Richard Hilleman, Chief Creative Officer at major video games studio Electronic Arts, on the potential for gaming services on connected TVs, the different demands of Western and Asian markets, and the need for hardware manufacturers to work more closely with game developers.
Richard will be speaking at the TV Connect 2013 event taking place in London on 19-21 March 2013. For more information and to register, please visit www.tvconnectevent.com
Hi Richard! You will be speaking at TV Connect 2013 about the role of gaming in the evolution of connected TV. How do you see this role developing?
I think that Connected TV has several advocates driven by different goals. In the US and Europe, it is trying to gain attention on a screen that has a lot of other content already, including a gaming console. In this case, the connected TV market will need to find a hole, or displace an existing business.
In some other territories, there is more open space for connected TV to find its own place and define its own value proposition. My view is that games on connected TVs in these territories will serve mostly the audience that current plays mobile, tablet and online titles. In this case, the TV serves as another screen to give you access to the gaming content you want, or other channels into games you are already playing.
Some places, like China, are a pretty unique opportunity to open new markets to gaming. The lack of a console market means that the connected TV has more markets to address.This means there is more room for connected TV to find its place. These differences will probably require some different strategies for those different markets.
How do you think the needs of the service providers differ from the hardware manufacturers?
In general, the service providers are looking for a way to improve the margin from their existing customers, adding differentiating services that will drive a change from one provider to another, and finally to fully exploit the infrastructure that they have built.
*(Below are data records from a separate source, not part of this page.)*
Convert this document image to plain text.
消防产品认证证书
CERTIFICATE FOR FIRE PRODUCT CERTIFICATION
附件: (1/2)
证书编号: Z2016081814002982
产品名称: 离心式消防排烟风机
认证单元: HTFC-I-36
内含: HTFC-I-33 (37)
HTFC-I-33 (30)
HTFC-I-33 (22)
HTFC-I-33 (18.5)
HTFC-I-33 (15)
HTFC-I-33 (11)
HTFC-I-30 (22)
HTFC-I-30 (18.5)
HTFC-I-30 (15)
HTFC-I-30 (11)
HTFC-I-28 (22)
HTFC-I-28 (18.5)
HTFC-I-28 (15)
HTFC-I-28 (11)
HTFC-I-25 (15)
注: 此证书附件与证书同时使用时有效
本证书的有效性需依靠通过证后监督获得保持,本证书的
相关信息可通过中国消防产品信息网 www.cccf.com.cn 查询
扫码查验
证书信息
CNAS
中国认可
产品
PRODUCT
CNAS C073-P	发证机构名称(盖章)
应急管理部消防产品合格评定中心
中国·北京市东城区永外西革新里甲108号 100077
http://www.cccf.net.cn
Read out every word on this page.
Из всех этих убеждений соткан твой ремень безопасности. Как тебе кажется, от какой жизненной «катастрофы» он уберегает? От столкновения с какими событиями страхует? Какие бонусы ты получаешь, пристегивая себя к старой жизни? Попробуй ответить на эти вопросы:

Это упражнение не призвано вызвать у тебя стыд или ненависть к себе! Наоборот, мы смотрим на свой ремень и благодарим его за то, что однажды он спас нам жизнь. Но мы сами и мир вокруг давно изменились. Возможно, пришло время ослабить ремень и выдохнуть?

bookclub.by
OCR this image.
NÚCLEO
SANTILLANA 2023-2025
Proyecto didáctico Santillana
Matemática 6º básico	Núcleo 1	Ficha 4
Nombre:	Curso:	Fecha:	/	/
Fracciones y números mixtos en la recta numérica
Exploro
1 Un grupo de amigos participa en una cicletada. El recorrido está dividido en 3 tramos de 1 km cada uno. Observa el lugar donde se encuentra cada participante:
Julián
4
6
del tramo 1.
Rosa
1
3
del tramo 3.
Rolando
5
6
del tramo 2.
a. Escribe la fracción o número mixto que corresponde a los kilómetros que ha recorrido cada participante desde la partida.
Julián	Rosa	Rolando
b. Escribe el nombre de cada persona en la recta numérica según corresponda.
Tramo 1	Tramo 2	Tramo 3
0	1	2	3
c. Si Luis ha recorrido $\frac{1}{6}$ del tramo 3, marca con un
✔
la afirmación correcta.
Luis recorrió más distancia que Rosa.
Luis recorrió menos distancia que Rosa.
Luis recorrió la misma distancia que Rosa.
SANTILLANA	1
The hardware manufacturers are trying to distinguish their devices from the other choices the customer has, and close that sale.
Both of these groups have the ambition to run services as a long-term business. In each case, that will be a challenge. Some service providers have some content experience, and as a result have some insight into what those players want, but they don’t have all the tools to communicate the gaming experiences they are after.
This is a fast-moving business with a particular collection of gaming technical assets, and creative processes. It will be a learning curve for everyone.
What kinds of customers do you think this will appeal to?
I think the US and European markets will mostly be interested in products that don’t fit in a console experience. Shorter duration game cycles (20 minutes for connected TV, versus two hours at a time for console), Free to Play or small price points, and MUCH easier to learn gameplay will matter. In the parts of the world that don’t have high console penetration, I could imagine deeper, longer experiences working, but that will be an evolution. I also think in Asia, it will likely be a very high Free-to-Play market in the long term.
How can different parts of the ecosystem contribute to delivering services that consumers enjoy using?
Service providers need to either find a partner that can help them build out the digital distribution platforms that make the business work, or start that investment themselves. We need to have an open dialogue between hardware manufacturers and game developers. The local storage, graphics and memory management systems all need to be addressed and made more robust to accommodate the high-demand of game content.
Finally, stand-alone platforms (Linux-based) have historically not leveraged our mobile, console or PC-based titles. Open platform systems like Android give us a lot of leverage and still have the freedom to redefine a new user experience. We need to be able to aggregate some of the platforms to make product development cost-effective in the short term.